Nicola McCartney is an award-winning writer and director, who runs the MSc in Playwriting at the University of Edinburgh and is acting as project dramaturge. She was Artistic Director of Glasgow-based new writing theatre company lookout (1992-2002) and has worked as a dramaturge for a range of companies, including the Edinburgh International Festival, the Royal Lyceum and the Tron Theatre. She is one of the Associate Playwrights of the Playwrights’ Studio and has had twenty-six of her stage plays produced. She is currently under commission to the National Theatre of Scotland, the Abbey Theatre, the Traverse Theatre, Tinderbox, and the Royal National Theatre.

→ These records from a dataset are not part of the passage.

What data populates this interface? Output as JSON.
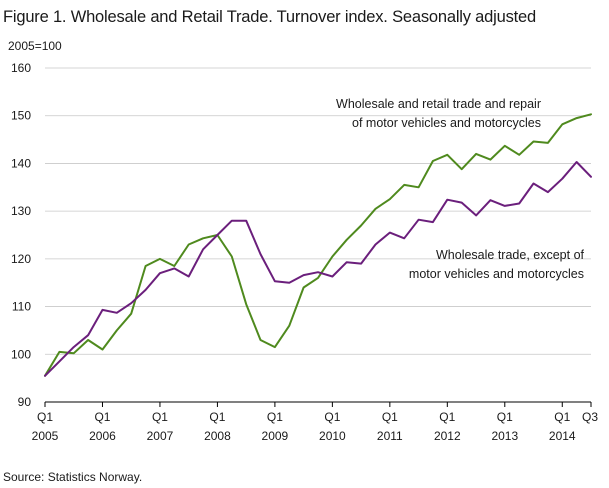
{
  "title": "Figure 1. Wholesale and Retail Trade. Turnover index. Seasonally adjusted",
  "unit_label": "2005=100",
  "source": "Source: Statistics Norway.",
  "chart_data": {
    "type": "line",
    "title": "Figure 1. Wholesale and Retail Trade. Turnover index. Seasonally adjusted",
    "ylabel": "2005=100",
    "xlabel": "",
    "ylim": [
      90,
      160
    ],
    "yticks": [
      90,
      100,
      110,
      120,
      130,
      140,
      150,
      160
    ],
    "grid": "horizontal",
    "x": [
      "2005Q1",
      "2005Q2",
      "2005Q3",
      "2005Q4",
      "2006Q1",
      "2006Q2",
      "2006Q3",
      "2006Q4",
      "2007Q1",
      "2007Q2",
      "2007Q3",
      "2007Q4",
      "2008Q1",
      "2008Q2",
      "2008Q3",
      "2008Q4",
      "2009Q1",
      "2009Q2",
      "2009Q3",
      "2009Q4",
      "2010Q1",
      "2010Q2",
      "2010Q3",
      "2010Q4",
      "2011Q1",
      "2011Q2",
      "2011Q3",
      "2011Q4",
      "2012Q1",
      "2012Q2",
      "2012Q3",
      "2012Q4",
      "2013Q1",
      "2013Q2",
      "2013Q3",
      "2013Q4",
      "2014Q1",
      "2014Q2",
      "2014Q3"
    ],
    "x_tick_labels": [
      {
        "index": 0,
        "quarter": "Q1",
        "year": "2005"
      },
      {
        "index": 4,
        "quarter": "Q1",
        "year": "2006"
      },
      {
        "index": 8,
        "quarter": "Q1",
        "year": "2007"
      },
      {
        "index": 12,
        "quarter": "Q1",
        "year": "2008"
      },
      {
        "index": 16,
        "quarter": "Q1",
        "year": "2009"
      },
      {
        "index": 20,
        "quarter": "Q1",
        "year": "2010"
      },
      {
        "index": 24,
        "quarter": "Q1",
        "year": "2011"
      },
      {
        "index": 28,
        "quarter": "Q1",
        "year": "2012"
      },
      {
        "index": 32,
        "quarter": "Q1",
        "year": "2013"
      },
      {
        "index": 36,
        "quarter": "Q1",
        "year": "2014"
      },
      {
        "index": 38,
        "quarter": "Q3",
        "year": ""
      }
    ],
    "series": [
      {
        "name": "Wholesale and retail trade and repair of motor vehicles and motorcycles",
        "label_lines": [
          "Wholesale  and retail trade and repair",
          "of motor vehicles  and motorcycles"
        ],
        "color": "#4f8a1e",
        "values": [
          95.5,
          100.5,
          100.2,
          103.0,
          101.0,
          105.0,
          108.5,
          118.5,
          120.0,
          118.5,
          123.0,
          124.3,
          125.0,
          120.5,
          110.5,
          103.0,
          101.5,
          106.0,
          114.0,
          116.0,
          120.5,
          124.0,
          127.0,
          130.5,
          132.5,
          135.5,
          135.0,
          140.5,
          141.8,
          138.8,
          142.0,
          140.8,
          143.7,
          141.8,
          144.6,
          144.3,
          148.2,
          149.5,
          150.3
        ]
      },
      {
        "name": "Wholesale trade, except of motor vehicles and motorcycles",
        "label_lines": [
          "Wholesale  trade, except of",
          "motor vehicles  and motorcycles"
        ],
        "color": "#6b1f7c",
        "values": [
          95.5,
          98.5,
          101.5,
          104.0,
          109.3,
          108.7,
          110.7,
          113.5,
          117.0,
          118.0,
          116.3,
          122.0,
          125.0,
          128.0,
          128.0,
          121.0,
          115.3,
          115.0,
          116.6,
          117.2,
          116.3,
          119.3,
          119.0,
          123.0,
          125.5,
          124.3,
          128.2,
          127.7,
          132.4,
          131.8,
          129.1,
          132.3,
          131.1,
          131.6,
          135.8,
          134.0,
          136.8,
          140.3,
          137.2
        ]
      }
    ]
  }
}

Rebecca Raab studied for the MSc in Film, Exhibition and Curation at the University of Edinburgh. She gained her first degree in Media Studies and French at the University of Tübingen, and she has worked as an intern, volunteer or jury member at a range of festivals including the Edinburgh International Film Festival, Glasgow Film Festival, Berlin International Film Festival, and the German Film Festival in Nantes. She acted as film production assistant during the team’s visit to Germany.

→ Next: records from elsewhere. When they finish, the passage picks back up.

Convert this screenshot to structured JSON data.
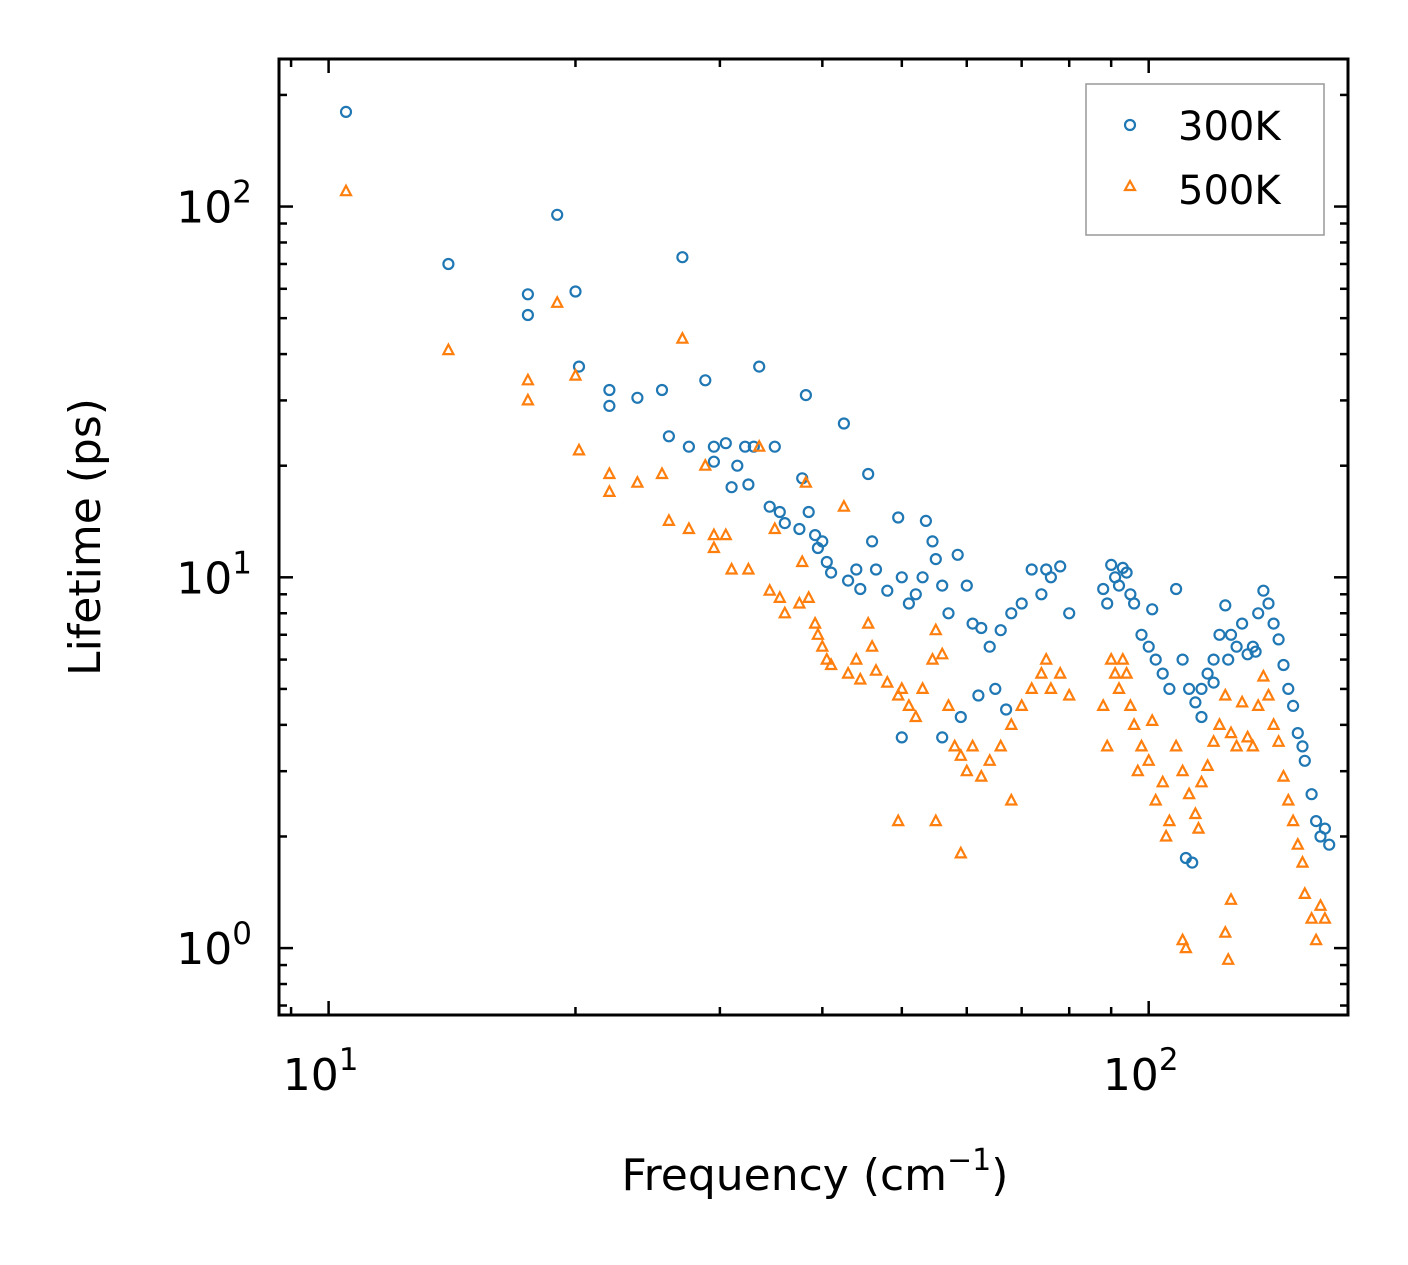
{
  "chart_data": {
    "type": "scatter",
    "title": "",
    "xlabel": "Frequency (cm",
    "xlabel_superscript": "−1",
    "xlabel_suffix": ")",
    "ylabel": "Lifetime (ps)",
    "xscale": "log",
    "yscale": "log",
    "xlim": [
      8.7,
      175
    ],
    "ylim": [
      0.66,
      250
    ],
    "x_tick_labels": [
      {
        "value": 10,
        "base": "10",
        "exp": "1"
      },
      {
        "value": 100,
        "base": "10",
        "exp": "2"
      }
    ],
    "y_tick_labels": [
      {
        "value": 1,
        "base": "10",
        "exp": "0"
      },
      {
        "value": 10,
        "base": "10",
        "exp": "1"
      },
      {
        "value": 100,
        "base": "10",
        "exp": "2"
      }
    ],
    "legend": {
      "position": "top-right",
      "entries": [
        "300K",
        "500K"
      ]
    },
    "colors": {
      "300K": "#1f77b4",
      "500K": "#ff7f0e"
    },
    "series": [
      {
        "name": "300K",
        "marker": "circle",
        "points": [
          [
            10.5,
            180
          ],
          [
            14,
            70
          ],
          [
            17.5,
            58
          ],
          [
            17.5,
            51
          ],
          [
            19,
            95
          ],
          [
            20,
            59
          ],
          [
            20.2,
            37
          ],
          [
            22,
            32
          ],
          [
            22,
            29
          ],
          [
            23.8,
            30.5
          ],
          [
            25.5,
            32
          ],
          [
            26,
            24
          ],
          [
            27,
            73
          ],
          [
            27.5,
            22.5
          ],
          [
            28.8,
            34
          ],
          [
            29.5,
            22.5
          ],
          [
            29.5,
            20.5
          ],
          [
            30.5,
            23
          ],
          [
            31,
            17.5
          ],
          [
            31.5,
            20
          ],
          [
            32.2,
            22.5
          ],
          [
            32.5,
            17.8
          ],
          [
            33,
            22.5
          ],
          [
            33.5,
            37
          ],
          [
            34.5,
            15.5
          ],
          [
            35,
            22.5
          ],
          [
            35.5,
            15
          ],
          [
            36,
            14
          ],
          [
            37.5,
            13.5
          ],
          [
            37.8,
            18.5
          ],
          [
            38.2,
            31
          ],
          [
            38.5,
            15
          ],
          [
            39.2,
            13
          ],
          [
            39.5,
            12
          ],
          [
            40,
            12.5
          ],
          [
            40.5,
            11
          ],
          [
            41,
            10.3
          ],
          [
            42.5,
            26
          ],
          [
            43,
            9.8
          ],
          [
            44,
            10.5
          ],
          [
            44.5,
            9.3
          ],
          [
            45.5,
            19
          ],
          [
            46,
            12.5
          ],
          [
            46.5,
            10.5
          ],
          [
            48,
            9.2
          ],
          [
            49.5,
            14.5
          ],
          [
            50,
            10
          ],
          [
            51,
            8.5
          ],
          [
            52,
            9
          ],
          [
            53,
            10
          ],
          [
            53.5,
            14.2
          ],
          [
            54.5,
            12.5
          ],
          [
            55,
            11.2
          ],
          [
            56,
            9.5
          ],
          [
            57,
            8
          ],
          [
            58.5,
            11.5
          ],
          [
            60,
            9.5
          ],
          [
            61,
            7.5
          ],
          [
            62.5,
            7.3
          ],
          [
            64,
            6.5
          ],
          [
            66,
            7.2
          ],
          [
            68,
            8
          ],
          [
            70,
            8.5
          ],
          [
            72,
            10.5
          ],
          [
            74,
            9
          ],
          [
            75,
            10.5
          ],
          [
            76,
            10
          ],
          [
            78,
            10.7
          ],
          [
            80,
            8
          ],
          [
            88,
            9.3
          ],
          [
            89,
            8.5
          ],
          [
            90,
            10.8
          ],
          [
            91,
            10
          ],
          [
            92,
            9.5
          ],
          [
            93,
            10.6
          ],
          [
            94,
            10.3
          ],
          [
            95,
            9
          ],
          [
            96,
            8.5
          ],
          [
            98,
            7
          ],
          [
            100,
            6.5
          ],
          [
            102,
            6
          ],
          [
            104,
            5.5
          ],
          [
            106,
            5
          ],
          [
            108,
            9.3
          ],
          [
            110,
            6
          ],
          [
            112,
            5
          ],
          [
            114,
            4.6
          ],
          [
            116,
            5
          ],
          [
            118,
            5.5
          ],
          [
            120,
            6
          ],
          [
            122,
            7
          ],
          [
            124,
            8.4
          ],
          [
            126,
            7
          ],
          [
            128,
            6.5
          ],
          [
            130,
            7.5
          ],
          [
            132,
            6.2
          ],
          [
            134,
            6.5
          ],
          [
            136,
            8
          ],
          [
            138,
            9.2
          ],
          [
            140,
            8.5
          ],
          [
            142,
            7.5
          ],
          [
            144,
            6.8
          ],
          [
            146,
            5.8
          ],
          [
            148,
            5
          ],
          [
            150,
            4.5
          ],
          [
            152,
            3.8
          ],
          [
            154,
            3.5
          ],
          [
            155,
            3.2
          ],
          [
            158,
            2.6
          ],
          [
            160,
            2.2
          ],
          [
            162,
            2
          ],
          [
            164,
            2.1
          ],
          [
            166,
            1.9
          ],
          [
            111,
            1.75
          ],
          [
            113,
            1.7
          ],
          [
            120,
            5.2
          ],
          [
            116,
            4.2
          ],
          [
            125,
            6
          ],
          [
            135,
            6.3
          ],
          [
            101,
            8.2
          ],
          [
            50,
            3.7
          ],
          [
            56,
            3.7
          ],
          [
            59,
            4.2
          ],
          [
            62,
            4.8
          ],
          [
            65,
            5
          ],
          [
            67,
            4.4
          ]
        ]
      },
      {
        "name": "500K",
        "marker": "triangle",
        "points": [
          [
            10.5,
            110
          ],
          [
            14,
            41
          ],
          [
            17.5,
            34
          ],
          [
            17.5,
            30
          ],
          [
            19,
            55
          ],
          [
            20,
            35
          ],
          [
            20.2,
            22
          ],
          [
            22,
            19
          ],
          [
            22,
            17
          ],
          [
            23.8,
            18
          ],
          [
            25.5,
            19
          ],
          [
            26,
            14.2
          ],
          [
            27,
            44
          ],
          [
            27.5,
            13.5
          ],
          [
            28.8,
            20
          ],
          [
            29.5,
            13
          ],
          [
            29.5,
            12
          ],
          [
            30.5,
            13
          ],
          [
            31,
            10.5
          ],
          [
            32.5,
            10.5
          ],
          [
            33.5,
            22.5
          ],
          [
            34.5,
            9.2
          ],
          [
            35,
            13.5
          ],
          [
            35.5,
            8.8
          ],
          [
            36,
            8
          ],
          [
            37.5,
            8.5
          ],
          [
            37.8,
            11
          ],
          [
            38.2,
            18
          ],
          [
            38.5,
            8.8
          ],
          [
            39.2,
            7.5
          ],
          [
            39.5,
            7
          ],
          [
            40,
            6.5
          ],
          [
            40.5,
            6
          ],
          [
            41,
            5.8
          ],
          [
            42.5,
            15.5
          ],
          [
            43,
            5.5
          ],
          [
            44,
            6
          ],
          [
            44.5,
            5.3
          ],
          [
            45.5,
            7.5
          ],
          [
            46,
            6.5
          ],
          [
            46.5,
            5.6
          ],
          [
            48,
            5.2
          ],
          [
            49.5,
            4.8
          ],
          [
            50,
            5
          ],
          [
            51,
            4.5
          ],
          [
            52,
            4.2
          ],
          [
            53,
            5
          ],
          [
            54.5,
            6
          ],
          [
            55,
            7.2
          ],
          [
            56,
            6.2
          ],
          [
            57,
            4.5
          ],
          [
            58,
            3.5
          ],
          [
            59,
            3.3
          ],
          [
            60,
            3
          ],
          [
            61,
            3.5
          ],
          [
            62.5,
            2.9
          ],
          [
            64,
            3.2
          ],
          [
            66,
            3.5
          ],
          [
            68,
            4
          ],
          [
            70,
            4.5
          ],
          [
            72,
            5
          ],
          [
            74,
            5.5
          ],
          [
            75,
            6
          ],
          [
            76,
            5
          ],
          [
            78,
            5.5
          ],
          [
            80,
            4.8
          ],
          [
            49.5,
            2.2
          ],
          [
            55,
            2.2
          ],
          [
            59,
            1.8
          ],
          [
            68,
            2.5
          ],
          [
            88,
            4.5
          ],
          [
            89,
            3.5
          ],
          [
            90,
            6
          ],
          [
            91,
            5.5
          ],
          [
            92,
            5
          ],
          [
            93,
            6
          ],
          [
            94,
            5.5
          ],
          [
            95,
            4.5
          ],
          [
            96,
            4
          ],
          [
            98,
            3.5
          ],
          [
            100,
            3.2
          ],
          [
            102,
            2.5
          ],
          [
            104,
            2.8
          ],
          [
            106,
            2.2
          ],
          [
            108,
            3.5
          ],
          [
            110,
            3
          ],
          [
            112,
            2.6
          ],
          [
            114,
            2.3
          ],
          [
            116,
            2.8
          ],
          [
            118,
            3.1
          ],
          [
            120,
            3.6
          ],
          [
            122,
            4
          ],
          [
            124,
            4.8
          ],
          [
            126,
            3.8
          ],
          [
            128,
            3.5
          ],
          [
            130,
            4.6
          ],
          [
            132,
            3.7
          ],
          [
            134,
            3.5
          ],
          [
            136,
            4.5
          ],
          [
            138,
            5.4
          ],
          [
            140,
            4.8
          ],
          [
            142,
            4
          ],
          [
            144,
            3.6
          ],
          [
            146,
            2.9
          ],
          [
            148,
            2.5
          ],
          [
            150,
            2.2
          ],
          [
            152,
            1.9
          ],
          [
            154,
            1.7
          ],
          [
            155,
            1.4
          ],
          [
            158,
            1.2
          ],
          [
            160,
            1.05
          ],
          [
            162,
            1.3
          ],
          [
            164,
            1.2
          ],
          [
            110,
            1.05
          ],
          [
            111,
            1
          ],
          [
            125,
            0.93
          ],
          [
            124,
            1.1
          ],
          [
            126,
            1.35
          ],
          [
            105,
            2
          ],
          [
            115,
            2.1
          ],
          [
            101,
            4.1
          ],
          [
            97,
            3
          ]
        ]
      }
    ]
  }
}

Lizzie Stewart wrote her PhD thesis at the University of Edinburgh and worked for two years as Teaching Fellow in German at St Andrews. She is now Teaching Associate in German at the University of Cambridge. Her PhD thesis explored theatre and migration in contemporary Germany, particularly productions of plays by the Turkish-German playwrights Emine Sevgi Özdamar and Feridun Zaimoglu/Günter Senkel. She worked on schools liaison and impact monitoring for the project.
Michael Wood has recently submitted his PhD thesis at the University of Edinburgh, where he now holds a British Academy Postdoctoral Fellowship. His thesis investigated the East German playwright Heiner Müller and the politics of a ‘democratic’ theatre, focusing on the three plays Der Lohndrücker, Der Horatier and Wolokolamsker Chaussee. He has published research on Heiner Müller and Rimini Protokoll as well as a handful of translations. Outside of academia, he composed the libretto for an opera based on J.S. Bach’s Coffee Cantata, which premièred in Glasgow in April 2015, under his direction. Michael – otherwise known as Mikey – was the project assistant.
We also worked with a number of translators, who translated archive material and interviews for the project: Isabel Adey, Ruth Martin, Rachael McGill, and Conor O’Loughlin. Laura also translated interviews and archive sources for Peter.